Details
-
Bug
-
Resolution: Fixed
-
Major
-
None
-
None
-
3
-
9223372036854775807
Description
New clients were unable to establish a connection to the MDT, even after recovery had been aborted due to an llog context not being set up properly. The clients were permanently getting -11 = -EAGAIN errors from the server:
(service.c:2298:ptlrpc_server_handle_request()) Handling RPC req@ffff8cdd37ad0d80 pname:cluuid+ref:pid:xid:nid:opc:job mdt09_0 01:0+-99:4093:x1719493089340032:12345-10.16.172.159@tcp:38: (service.c:2303:ptlrpc_server_handle_request()) got req 1719493089340032 (tgt_handler.c:736:tgt_request_handle()) Process entered (ldlm_lib.c:1100:target_handle_connect()) Process entered (ldlm_lib.c:1360:target_handle_connect()) lfs02-MDT0003: connection from 16778a5c-5128-4231-8b45-426adc7e94b6@10.16.172.159@tcp t55835524055 exp (null) cur 51537 last 0 (obd_class.h:831:obd_connect()) Process entered (mdt_handler.c:6671:mdt_obd_connect()) Process entered (lod_dev.c:2136:lod_obd_get_info()) lfs02-MDT0003-mdtlov: lfs02-MDT0001-osp-MDT0003 is not ready. (lod_dev.c:2145:lod_obd_get_info()) Process leaving (rc=18446744073709551605 : -11 : fffffffffffffff5) (ldlm_lib.c:1446:target_handle_connect()) Process leaving via out (rc=18446744073709551605 : -11 : 0xfffffffffffffff5) (service.c:2347:ptlrpc_server_handle_request()) Handled RPC req@ffff8cdd37ad0d80 pname:cluuid+ref:pid:xid:nid:opc:job mdt09_001:0+-99:4093:x1719493089340032:12345-10.16.172.159@tcp:38: Request processed in 86us (124us total) trans 0 rc -11/-11
This corresponds to the following block of code in lod_obd_get_info(), where it is the second "is not ready" message being printed from the missing ctxt->loc_handle:
lod_foreach_mdt(d, tgt) { struct llog_ctxt *ctxt; if (!tgt->ltd_active) continue; ctxt = llog_get_context(tgt->ltd_tgt->dd_lu_dev.ld_obd, LLOG_UPDATELOG_ORIG_CTXT); if (!ctxt) { CDEBUG(D_INFO, "%s: %s is not ready.\n", obd->obd_name, tgt->ltd_tgt->dd_lu_dev.ld_obd->obd_name); rc = -EAGAIN; break; } if (!ctxt->loc_handle) { CDEBUG(D_INFO, "%s: %s is not ready.\n", obd->obd_name, tgt->ltd_tgt->dd_lu_dev.ld_obd->obd_name); rc = -EAGAIN; llog_ctxt_put(ctxt); break; } llog_ctxt_put(ctxt); }
It would be useful to distinguish those two messages more clearly, e.g. "ctxt is not ready" and "handle is not ready", as minor differences in line numbers would make it difficult to distinguish them in the logs.
The root problem is that the MDT0003-MDT0001 connection wasn't completely set up due to abort_recovery_mdt (due to a different recovery error, LU-15761), and the MDS never retries to establish this connection, leaving the filesystem permanently unusable.
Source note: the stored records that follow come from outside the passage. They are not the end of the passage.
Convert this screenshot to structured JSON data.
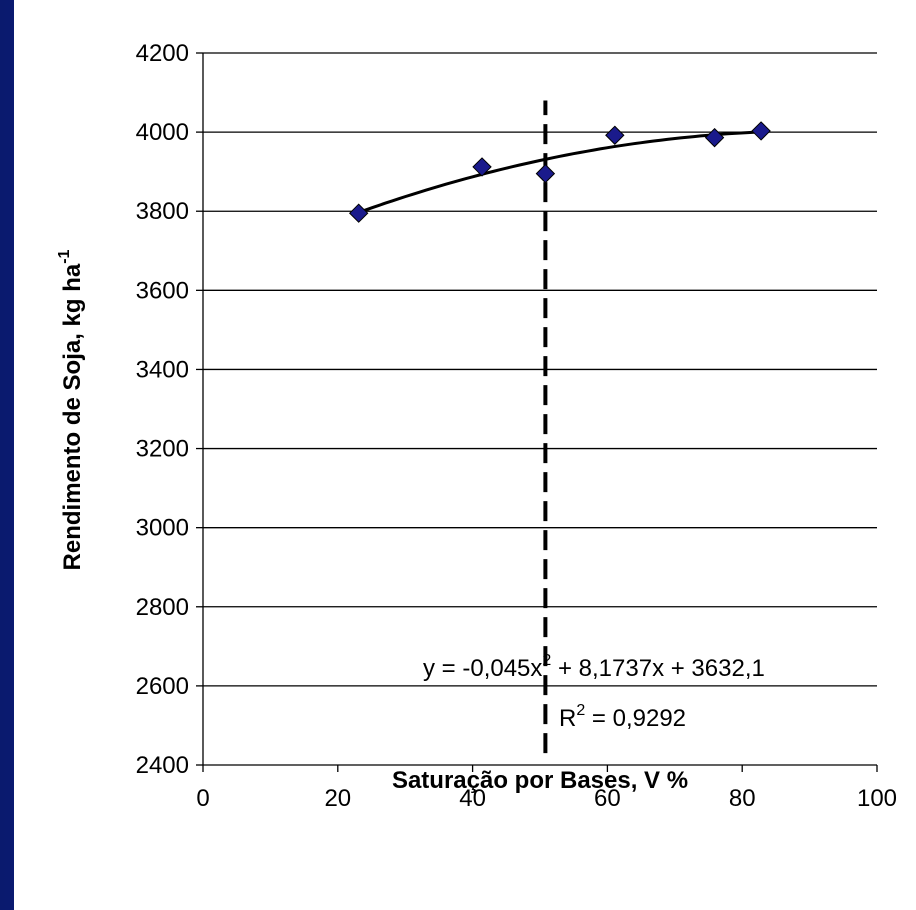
{
  "chart_data": {
    "type": "scatter",
    "title": "",
    "xlabel": "Saturação por Bases, V %",
    "ylabel": {
      "main": "Rendimento de Soja, kg ha",
      "sup": "-1"
    },
    "xlim": [
      0,
      100
    ],
    "ylim": [
      2400,
      4200
    ],
    "xticks": [
      "0",
      "20",
      "40",
      "60",
      "80",
      "100"
    ],
    "yticks": [
      "2400",
      "2600",
      "2800",
      "3000",
      "3200",
      "3400",
      "3600",
      "3800",
      "4000",
      "4200"
    ],
    "grid": "horizontal",
    "points": [
      {
        "x": 23.1,
        "y": 3795
      },
      {
        "x": 41.4,
        "y": 3912
      },
      {
        "x": 50.8,
        "y": 3895
      },
      {
        "x": 61.1,
        "y": 3992
      },
      {
        "x": 75.9,
        "y": 3986
      },
      {
        "x": 82.8,
        "y": 4003
      }
    ],
    "marker_color": "#1a1a8c",
    "trendline": {
      "type": "polynomial",
      "a": -0.045,
      "b": 8.1737,
      "c": 3632.1,
      "x_from": 23.1,
      "x_to": 82.8
    },
    "reference_line": {
      "x": 50.8,
      "y_from": 2430,
      "y_to": 4080,
      "style": "dashed"
    },
    "equation": {
      "part1": "y = -0,045x",
      "sup": "2",
      "part2": " + 8,1737x + 3632,1"
    },
    "r_squared": {
      "prefix": "R",
      "sup": "2",
      "value": " = 0,9292"
    }
  }
}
Running "lctl --device NN recover" reconnected the import, but did not actually re-establish the llog context. Mounting with "-o abort_recov_mdt" resulted in the problem moving to MDT0000 (only the first bad llog context is printed before breaking out of the loop).
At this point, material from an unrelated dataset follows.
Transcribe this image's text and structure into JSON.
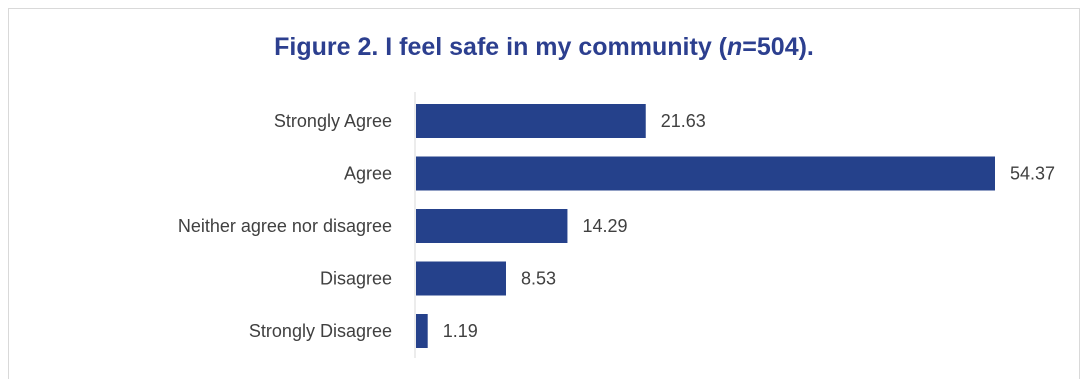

I think there are two issues to be addressed here:
1) the MDS should try to reconnect and rebuild the llog connection in this case, at least on recover if not automatically. there didn't appear to be any permanent reason why these llog connections were not working, just fallout from abort_recovery_mdt.
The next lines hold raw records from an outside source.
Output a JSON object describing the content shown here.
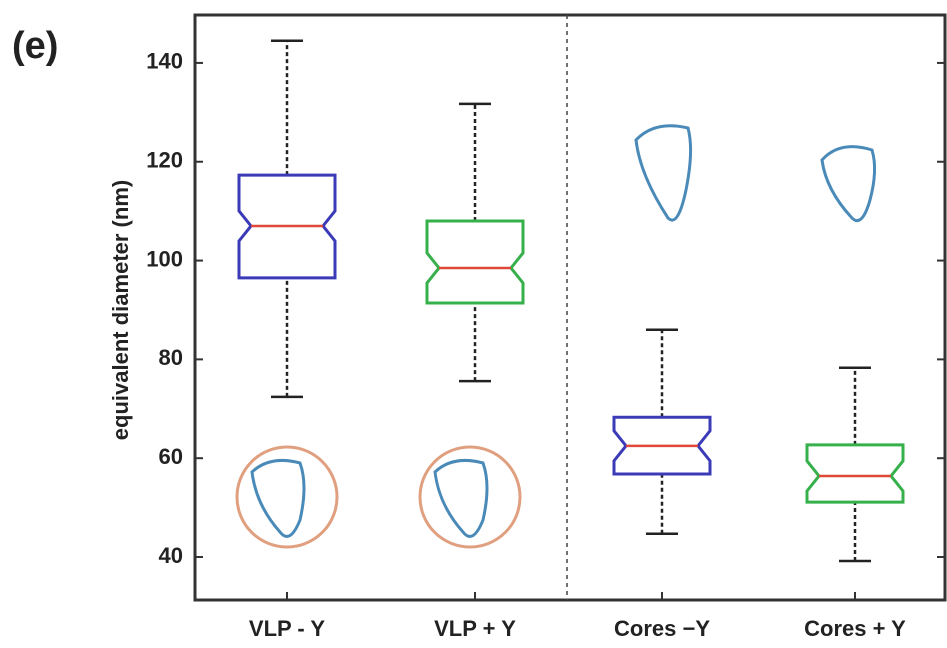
{
  "chart_data": {
    "type": "box",
    "panel_label": "(e)",
    "y_label": "equivalent diameter (nm)",
    "categories": [
      "VLP - Y",
      "VLP + Y",
      "Cores −Y",
      "Cores + Y"
    ],
    "colors": [
      "#3b3bb8",
      "#35b04a",
      "#3b3bb8",
      "#35b04a"
    ],
    "median_color": "#e0483a",
    "stats": [
      {
        "whisker_low": 72.4,
        "q1": 96.5,
        "median": 107,
        "q3": 117.3,
        "whisker_high": 144.5
      },
      {
        "whisker_low": 75.6,
        "q1": 91.4,
        "median": 98.5,
        "q3": 108,
        "whisker_high": 131.7
      },
      {
        "whisker_low": 44.7,
        "q1": 56.8,
        "median": 62.5,
        "q3": 68.3,
        "whisker_high": 86
      },
      {
        "whisker_low": 39.2,
        "q1": 51.1,
        "median": 56.4,
        "q3": 62.7,
        "whisker_high": 78.3
      }
    ],
    "ylim": [
      31.3,
      149.7
    ],
    "yticks": [
      40,
      60,
      80,
      100,
      120,
      140
    ]
  }
}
2) is it strictly necessary to block client mounting if not all MDT-MDT connections are established? Or is no different than any other case where the MDT loses a connection after it is mounted? The MDT recovery had already been aborted, so allowing new clients to connect shouldn't cause any issues. Maybe this issue would be moot if (1) was fixed, but it seems otherwise counter productive. The filesystem was apparently fully functional for clients that had previously mounted before the MDT recovery (both MDT0003/MDT0001 and MDT0001/MDT0003 remote directory creation worked fine).